How much further should the idea of typestate be taken with this example? It's possible to call finish
when a Builder
isn't actually finished, ultimately yielding a runtime error. Maybe this can be avoided by splitting the Builder
trait further:
trait Push<T, B: Branch<T, Self>>: Sized {
fn push(self, char: char) -> Target<T, Self, B>;
}
trait Branch<T, P: Push<T, Self>>: Sized {
fn push(self, char: char) -> Target<T, P, Self>;
fn finish(self) -> T;
}
enum Target<T, P: Push<T, B>, B: Branch<T, P>> {
Push(P),
Branch(B),
Product(T)
}
This two-trait approach would make it impossible to call finish
until the previous state permits it by retuning a Target::Branch
variant.

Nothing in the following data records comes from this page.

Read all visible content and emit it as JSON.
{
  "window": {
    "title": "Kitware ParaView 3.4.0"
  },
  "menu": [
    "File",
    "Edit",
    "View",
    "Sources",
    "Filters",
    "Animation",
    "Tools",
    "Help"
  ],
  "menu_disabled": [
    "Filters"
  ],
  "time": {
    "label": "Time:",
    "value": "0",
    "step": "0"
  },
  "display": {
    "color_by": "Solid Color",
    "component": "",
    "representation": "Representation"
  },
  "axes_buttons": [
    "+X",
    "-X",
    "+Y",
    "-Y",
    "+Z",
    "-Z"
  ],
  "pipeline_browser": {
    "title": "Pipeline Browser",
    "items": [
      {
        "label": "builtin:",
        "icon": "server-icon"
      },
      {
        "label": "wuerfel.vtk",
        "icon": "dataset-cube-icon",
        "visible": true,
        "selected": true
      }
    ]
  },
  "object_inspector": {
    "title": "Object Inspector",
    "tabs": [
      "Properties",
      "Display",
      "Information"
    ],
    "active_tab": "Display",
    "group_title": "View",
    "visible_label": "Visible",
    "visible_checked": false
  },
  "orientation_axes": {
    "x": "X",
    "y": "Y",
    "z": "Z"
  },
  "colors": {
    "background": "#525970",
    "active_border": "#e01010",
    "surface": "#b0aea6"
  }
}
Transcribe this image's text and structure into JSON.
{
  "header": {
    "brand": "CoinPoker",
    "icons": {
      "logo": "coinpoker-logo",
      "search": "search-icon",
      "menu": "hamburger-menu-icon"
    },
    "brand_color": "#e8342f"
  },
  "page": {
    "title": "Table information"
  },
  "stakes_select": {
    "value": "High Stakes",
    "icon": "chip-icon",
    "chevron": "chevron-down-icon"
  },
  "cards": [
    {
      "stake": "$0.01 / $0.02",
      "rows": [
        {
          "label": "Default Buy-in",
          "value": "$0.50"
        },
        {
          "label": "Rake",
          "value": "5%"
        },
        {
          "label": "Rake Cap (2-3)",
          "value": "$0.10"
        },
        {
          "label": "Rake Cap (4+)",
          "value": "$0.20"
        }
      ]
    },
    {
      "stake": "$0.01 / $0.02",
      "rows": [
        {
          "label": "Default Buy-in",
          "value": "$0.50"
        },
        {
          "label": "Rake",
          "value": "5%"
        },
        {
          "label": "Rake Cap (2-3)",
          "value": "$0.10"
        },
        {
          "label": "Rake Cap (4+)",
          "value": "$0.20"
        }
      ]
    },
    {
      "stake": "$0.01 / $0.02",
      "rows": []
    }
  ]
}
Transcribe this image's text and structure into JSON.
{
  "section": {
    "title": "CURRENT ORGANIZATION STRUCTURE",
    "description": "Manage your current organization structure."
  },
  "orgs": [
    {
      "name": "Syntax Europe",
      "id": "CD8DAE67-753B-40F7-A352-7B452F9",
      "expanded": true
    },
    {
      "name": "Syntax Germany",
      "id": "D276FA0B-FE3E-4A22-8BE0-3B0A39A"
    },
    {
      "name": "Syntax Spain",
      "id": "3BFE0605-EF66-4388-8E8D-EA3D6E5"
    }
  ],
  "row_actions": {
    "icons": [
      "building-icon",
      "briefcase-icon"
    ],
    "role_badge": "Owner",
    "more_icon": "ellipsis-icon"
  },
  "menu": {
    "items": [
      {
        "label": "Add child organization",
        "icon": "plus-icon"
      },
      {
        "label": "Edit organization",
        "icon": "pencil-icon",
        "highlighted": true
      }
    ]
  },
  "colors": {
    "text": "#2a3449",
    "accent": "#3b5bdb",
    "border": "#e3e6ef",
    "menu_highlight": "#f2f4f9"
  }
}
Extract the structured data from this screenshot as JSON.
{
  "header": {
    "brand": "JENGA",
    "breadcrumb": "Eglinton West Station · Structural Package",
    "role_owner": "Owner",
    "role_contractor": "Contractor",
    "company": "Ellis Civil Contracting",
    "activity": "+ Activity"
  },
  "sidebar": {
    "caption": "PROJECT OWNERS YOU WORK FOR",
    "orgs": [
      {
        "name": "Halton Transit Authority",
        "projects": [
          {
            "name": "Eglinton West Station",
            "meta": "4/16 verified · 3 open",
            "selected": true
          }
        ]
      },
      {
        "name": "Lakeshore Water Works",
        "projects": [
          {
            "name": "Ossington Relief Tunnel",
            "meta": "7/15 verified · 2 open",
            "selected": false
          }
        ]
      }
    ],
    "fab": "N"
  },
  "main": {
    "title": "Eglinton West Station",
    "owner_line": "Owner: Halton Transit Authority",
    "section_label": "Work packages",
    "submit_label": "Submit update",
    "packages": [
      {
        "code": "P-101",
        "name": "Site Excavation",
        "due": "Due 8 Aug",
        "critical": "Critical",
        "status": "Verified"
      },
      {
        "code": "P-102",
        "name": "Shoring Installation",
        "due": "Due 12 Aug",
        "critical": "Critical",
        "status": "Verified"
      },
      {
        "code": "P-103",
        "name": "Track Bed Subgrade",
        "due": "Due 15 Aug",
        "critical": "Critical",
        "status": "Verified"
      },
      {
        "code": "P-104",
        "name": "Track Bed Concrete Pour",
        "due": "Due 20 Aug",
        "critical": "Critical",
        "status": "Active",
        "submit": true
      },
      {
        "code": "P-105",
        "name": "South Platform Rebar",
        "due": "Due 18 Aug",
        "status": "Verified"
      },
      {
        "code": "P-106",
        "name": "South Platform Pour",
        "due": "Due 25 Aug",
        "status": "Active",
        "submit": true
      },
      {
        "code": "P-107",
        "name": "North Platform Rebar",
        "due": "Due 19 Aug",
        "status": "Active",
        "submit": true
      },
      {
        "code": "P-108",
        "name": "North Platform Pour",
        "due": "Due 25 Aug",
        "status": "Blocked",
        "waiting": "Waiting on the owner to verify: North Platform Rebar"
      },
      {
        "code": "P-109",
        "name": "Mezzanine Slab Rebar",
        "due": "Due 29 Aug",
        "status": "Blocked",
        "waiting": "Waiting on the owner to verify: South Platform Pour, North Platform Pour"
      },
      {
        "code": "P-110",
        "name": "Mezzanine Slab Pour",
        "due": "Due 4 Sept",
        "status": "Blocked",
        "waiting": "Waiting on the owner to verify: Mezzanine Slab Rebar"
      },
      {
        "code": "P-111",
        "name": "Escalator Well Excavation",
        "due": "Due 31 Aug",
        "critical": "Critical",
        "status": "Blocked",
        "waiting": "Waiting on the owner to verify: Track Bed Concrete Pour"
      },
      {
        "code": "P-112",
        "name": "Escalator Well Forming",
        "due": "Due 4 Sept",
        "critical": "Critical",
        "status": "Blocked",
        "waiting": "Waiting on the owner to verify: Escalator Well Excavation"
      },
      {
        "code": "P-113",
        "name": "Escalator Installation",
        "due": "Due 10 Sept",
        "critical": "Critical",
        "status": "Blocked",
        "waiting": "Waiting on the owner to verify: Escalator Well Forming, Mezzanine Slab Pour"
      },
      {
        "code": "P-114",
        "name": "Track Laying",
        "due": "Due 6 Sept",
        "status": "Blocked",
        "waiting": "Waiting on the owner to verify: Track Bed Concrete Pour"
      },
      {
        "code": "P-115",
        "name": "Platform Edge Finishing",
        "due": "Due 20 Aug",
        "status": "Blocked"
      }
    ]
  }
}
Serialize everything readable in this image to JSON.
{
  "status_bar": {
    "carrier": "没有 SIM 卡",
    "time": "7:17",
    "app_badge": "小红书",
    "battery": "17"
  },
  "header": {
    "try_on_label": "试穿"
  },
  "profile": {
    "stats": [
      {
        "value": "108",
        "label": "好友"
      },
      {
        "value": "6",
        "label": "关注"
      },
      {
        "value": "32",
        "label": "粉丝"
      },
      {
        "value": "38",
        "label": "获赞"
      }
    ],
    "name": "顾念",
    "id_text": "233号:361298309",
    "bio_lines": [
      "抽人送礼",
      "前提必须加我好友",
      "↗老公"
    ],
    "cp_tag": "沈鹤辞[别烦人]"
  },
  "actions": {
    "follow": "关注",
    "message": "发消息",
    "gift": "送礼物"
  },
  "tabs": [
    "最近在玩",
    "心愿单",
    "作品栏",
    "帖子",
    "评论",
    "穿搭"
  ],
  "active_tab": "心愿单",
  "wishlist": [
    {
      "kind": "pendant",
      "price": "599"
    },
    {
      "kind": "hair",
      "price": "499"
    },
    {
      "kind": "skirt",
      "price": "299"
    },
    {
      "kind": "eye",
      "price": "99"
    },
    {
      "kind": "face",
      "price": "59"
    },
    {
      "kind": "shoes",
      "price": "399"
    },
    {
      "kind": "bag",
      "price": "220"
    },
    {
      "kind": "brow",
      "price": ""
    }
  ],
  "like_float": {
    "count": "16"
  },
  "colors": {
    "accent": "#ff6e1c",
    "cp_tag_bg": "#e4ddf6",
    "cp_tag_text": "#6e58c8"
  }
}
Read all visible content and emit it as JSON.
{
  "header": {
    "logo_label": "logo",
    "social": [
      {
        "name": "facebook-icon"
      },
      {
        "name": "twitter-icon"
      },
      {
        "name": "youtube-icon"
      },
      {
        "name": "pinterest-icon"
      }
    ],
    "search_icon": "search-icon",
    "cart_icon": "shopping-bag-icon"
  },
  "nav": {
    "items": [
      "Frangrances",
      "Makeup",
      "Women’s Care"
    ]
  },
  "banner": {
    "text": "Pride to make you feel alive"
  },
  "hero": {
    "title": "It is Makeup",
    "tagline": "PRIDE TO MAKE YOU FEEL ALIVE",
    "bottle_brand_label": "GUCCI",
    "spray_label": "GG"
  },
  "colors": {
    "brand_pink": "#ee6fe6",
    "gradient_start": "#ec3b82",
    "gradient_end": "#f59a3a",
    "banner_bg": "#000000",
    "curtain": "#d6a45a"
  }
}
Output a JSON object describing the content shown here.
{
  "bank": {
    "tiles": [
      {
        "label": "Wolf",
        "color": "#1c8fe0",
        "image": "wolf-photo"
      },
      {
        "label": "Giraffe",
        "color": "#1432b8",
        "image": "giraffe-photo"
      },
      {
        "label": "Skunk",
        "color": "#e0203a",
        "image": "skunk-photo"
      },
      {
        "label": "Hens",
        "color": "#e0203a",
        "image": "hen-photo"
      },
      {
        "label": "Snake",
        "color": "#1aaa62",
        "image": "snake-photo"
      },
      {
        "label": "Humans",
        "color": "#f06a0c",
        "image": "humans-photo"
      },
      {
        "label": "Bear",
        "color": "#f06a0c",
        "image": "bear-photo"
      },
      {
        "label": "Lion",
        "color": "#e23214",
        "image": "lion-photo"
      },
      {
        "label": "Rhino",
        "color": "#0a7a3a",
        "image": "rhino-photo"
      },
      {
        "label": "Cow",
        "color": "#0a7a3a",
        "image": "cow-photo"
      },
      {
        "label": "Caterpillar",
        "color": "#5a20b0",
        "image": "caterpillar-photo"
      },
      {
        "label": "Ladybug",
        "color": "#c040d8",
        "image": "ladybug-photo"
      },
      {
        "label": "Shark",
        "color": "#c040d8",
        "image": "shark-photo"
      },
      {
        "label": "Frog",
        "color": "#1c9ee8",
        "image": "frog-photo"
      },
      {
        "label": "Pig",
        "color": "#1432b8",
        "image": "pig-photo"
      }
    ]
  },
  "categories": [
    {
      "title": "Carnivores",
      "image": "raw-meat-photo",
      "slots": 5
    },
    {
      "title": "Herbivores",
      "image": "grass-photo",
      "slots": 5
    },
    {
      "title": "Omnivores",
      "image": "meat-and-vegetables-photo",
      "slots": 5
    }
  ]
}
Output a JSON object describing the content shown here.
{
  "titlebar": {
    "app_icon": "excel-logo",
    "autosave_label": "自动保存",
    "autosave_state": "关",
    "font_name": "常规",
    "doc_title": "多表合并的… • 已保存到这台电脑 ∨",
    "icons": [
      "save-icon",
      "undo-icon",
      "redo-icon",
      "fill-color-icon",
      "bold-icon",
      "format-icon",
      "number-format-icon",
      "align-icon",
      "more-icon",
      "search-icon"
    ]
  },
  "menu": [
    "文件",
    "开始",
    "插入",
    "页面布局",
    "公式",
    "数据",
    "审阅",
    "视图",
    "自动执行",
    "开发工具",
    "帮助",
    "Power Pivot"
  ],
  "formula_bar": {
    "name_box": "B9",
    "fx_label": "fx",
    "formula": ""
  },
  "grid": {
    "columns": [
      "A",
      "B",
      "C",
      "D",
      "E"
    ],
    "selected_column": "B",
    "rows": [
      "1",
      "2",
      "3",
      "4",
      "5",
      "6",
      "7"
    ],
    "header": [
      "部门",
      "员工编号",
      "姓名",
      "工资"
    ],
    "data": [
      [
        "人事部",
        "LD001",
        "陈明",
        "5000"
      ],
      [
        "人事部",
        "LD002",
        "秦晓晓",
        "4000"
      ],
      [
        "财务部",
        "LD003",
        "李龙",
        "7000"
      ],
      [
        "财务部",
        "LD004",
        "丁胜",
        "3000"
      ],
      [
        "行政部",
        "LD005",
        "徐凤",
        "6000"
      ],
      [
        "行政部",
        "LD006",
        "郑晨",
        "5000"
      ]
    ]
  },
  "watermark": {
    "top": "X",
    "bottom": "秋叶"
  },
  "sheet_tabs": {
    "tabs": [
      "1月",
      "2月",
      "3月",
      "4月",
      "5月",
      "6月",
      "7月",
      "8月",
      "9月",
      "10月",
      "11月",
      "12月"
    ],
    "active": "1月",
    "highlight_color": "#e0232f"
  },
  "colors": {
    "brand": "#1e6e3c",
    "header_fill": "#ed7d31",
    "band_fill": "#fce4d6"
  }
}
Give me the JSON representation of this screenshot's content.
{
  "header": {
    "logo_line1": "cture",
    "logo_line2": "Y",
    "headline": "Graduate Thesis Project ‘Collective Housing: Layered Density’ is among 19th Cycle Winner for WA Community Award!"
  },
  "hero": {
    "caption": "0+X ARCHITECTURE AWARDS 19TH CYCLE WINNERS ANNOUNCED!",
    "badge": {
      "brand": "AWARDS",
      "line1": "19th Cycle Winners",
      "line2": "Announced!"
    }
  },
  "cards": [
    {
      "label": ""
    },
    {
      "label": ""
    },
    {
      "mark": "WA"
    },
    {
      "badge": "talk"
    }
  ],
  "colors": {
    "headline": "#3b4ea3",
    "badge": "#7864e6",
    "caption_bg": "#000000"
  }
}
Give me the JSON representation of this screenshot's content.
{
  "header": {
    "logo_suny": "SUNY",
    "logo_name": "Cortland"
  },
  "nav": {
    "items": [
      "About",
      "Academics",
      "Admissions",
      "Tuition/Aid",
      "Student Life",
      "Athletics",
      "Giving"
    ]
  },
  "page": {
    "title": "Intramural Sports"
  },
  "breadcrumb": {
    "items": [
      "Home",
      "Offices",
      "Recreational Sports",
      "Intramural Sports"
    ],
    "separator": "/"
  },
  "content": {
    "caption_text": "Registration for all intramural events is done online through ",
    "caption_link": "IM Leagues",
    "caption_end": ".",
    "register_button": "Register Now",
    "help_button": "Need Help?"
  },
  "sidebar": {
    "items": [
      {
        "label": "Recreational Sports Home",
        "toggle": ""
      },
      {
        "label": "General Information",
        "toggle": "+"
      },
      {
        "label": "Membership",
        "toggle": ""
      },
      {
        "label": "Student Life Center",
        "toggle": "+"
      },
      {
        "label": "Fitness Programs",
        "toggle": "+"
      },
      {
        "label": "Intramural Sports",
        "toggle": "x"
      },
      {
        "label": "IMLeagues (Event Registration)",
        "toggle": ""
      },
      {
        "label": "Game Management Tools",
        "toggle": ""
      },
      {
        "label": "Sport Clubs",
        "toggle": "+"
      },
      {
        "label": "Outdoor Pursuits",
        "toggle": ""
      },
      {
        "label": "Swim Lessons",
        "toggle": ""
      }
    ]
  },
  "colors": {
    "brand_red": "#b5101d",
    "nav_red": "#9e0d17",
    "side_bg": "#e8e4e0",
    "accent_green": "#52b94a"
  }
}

This seems safer, but at what cost? The design becomes more complex, with two traits rather than one. The type parameter signature is also busier. But the main reason to take this no further is that doing so does not solve the problem of runtime errors. A client expecting a branch state but receiving a push state will still generate a runtime error. Vanishing returns suggest we're done β for now at least.
Conclusion
The typestate pattern is a powerful tool that is especially well-suited to Rust's type system. Applying the pattern to struct-based states is relatively straightforward, but limited. Defining states as traits allows more flexibility, but at the cost of diverging from most documentation on the topic. This article showed one specific approach to using the typestate pattern with traits, overcoming some pitfalls along the way.